There was a long-held myth that the only manmade object visible from space was the Great Wall of China. Yet astronauts have since confirmed that Chinese cities at night are easier to spot than the great barricade. But when myths turn into beliefs, to question their veracity is to risk being called a heretic. Today, to question the economic stability of a country with the largest foreign-currency reserve in the world borders on blasphemy. But when the ideological bases of the free market and export-led growth are under growing stress, it is difficult to remain sanguine about the future of the production workshop of the world.
It seems the more that is written about the Chinese miracle, the less the world actually knows about what is really happening behind the bamboo curtain. But things are not as rosy as depicted – the Asian Development Bank has predicted that the Chinese economy would grow by seven percent in 2009 – in a country almost completely dependent on export. When banks are not lending and consumers are not spending in the US, where will the Chinese sell their wares in quantities large enough to keep factories humming in Shanghai? This is a question that the mandarins in Beijing have succeeded in hiding below stacks of trade surpluses over the past two decades.
With a slowdown of the Chinese economy, the resulting layoff would push workers out into the streets, as a social system capable of enduring unpredictable upheavals has been replaced with the capitalist creed of 'greed is good'. Collectives in the countryside were broken up or privatised to increase productivity. Families have become nuclear, individuals atomised. By all accounts, China today is not the Japan of the 1970s in terms of blending tradition with modernity; it is more like the American Wild West of the 19th century, with only the wiliest able to survive. Even wilder chaos will ensue if an all-out recession – not an unlikely possibility if the credit crunch in the US and Europe continues – sets into a polity based on the barter of prosperity-for-stability between the ruler and the ruled.
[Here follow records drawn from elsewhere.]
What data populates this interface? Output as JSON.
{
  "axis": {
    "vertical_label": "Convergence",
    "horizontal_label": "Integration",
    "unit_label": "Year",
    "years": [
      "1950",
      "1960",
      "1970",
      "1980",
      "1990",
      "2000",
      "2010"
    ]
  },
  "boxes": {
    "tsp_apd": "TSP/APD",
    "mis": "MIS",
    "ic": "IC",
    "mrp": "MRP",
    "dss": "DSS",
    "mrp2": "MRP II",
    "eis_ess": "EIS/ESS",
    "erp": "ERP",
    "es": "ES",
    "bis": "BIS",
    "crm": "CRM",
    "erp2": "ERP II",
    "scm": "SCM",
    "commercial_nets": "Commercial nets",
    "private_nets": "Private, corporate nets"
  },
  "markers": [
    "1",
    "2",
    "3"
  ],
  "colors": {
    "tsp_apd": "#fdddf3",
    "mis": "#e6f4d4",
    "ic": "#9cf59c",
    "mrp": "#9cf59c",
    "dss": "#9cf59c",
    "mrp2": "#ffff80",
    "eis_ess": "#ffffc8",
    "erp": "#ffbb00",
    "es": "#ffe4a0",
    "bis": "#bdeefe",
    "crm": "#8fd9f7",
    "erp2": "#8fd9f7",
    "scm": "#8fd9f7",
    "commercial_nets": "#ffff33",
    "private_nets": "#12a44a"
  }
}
Deng Xiaoping is credited with kick-starting the economic recovery in China with his famous quip about the irrelevance of the colour of the cat and primacy of its utility value in catching mice. A victim of Mao Tse-tung's purge, Deng was not satisfied with rewinding the Great Leap Forward once he consolidated power; rather, he introduced a Cultural Revolution in reverse to give birth to 'Market Maoism', a form of state capitalism in which executives-in-business suits are soldiers without uniform. These entrepreneurs and managers function with the full backing of the party-military elite, at least as long as they serve the 'national interest'. And since businesses are nationalists in service of the motherland, whosoever comes in the way of their freedom of operation are enemies of the people. No wonder that multinational companies often claim that hire-and-fire rights for factory owners in China are better than almost anywhere else. That is why foreign direct investment has flowed in torrents to a country that continues to call itself communist.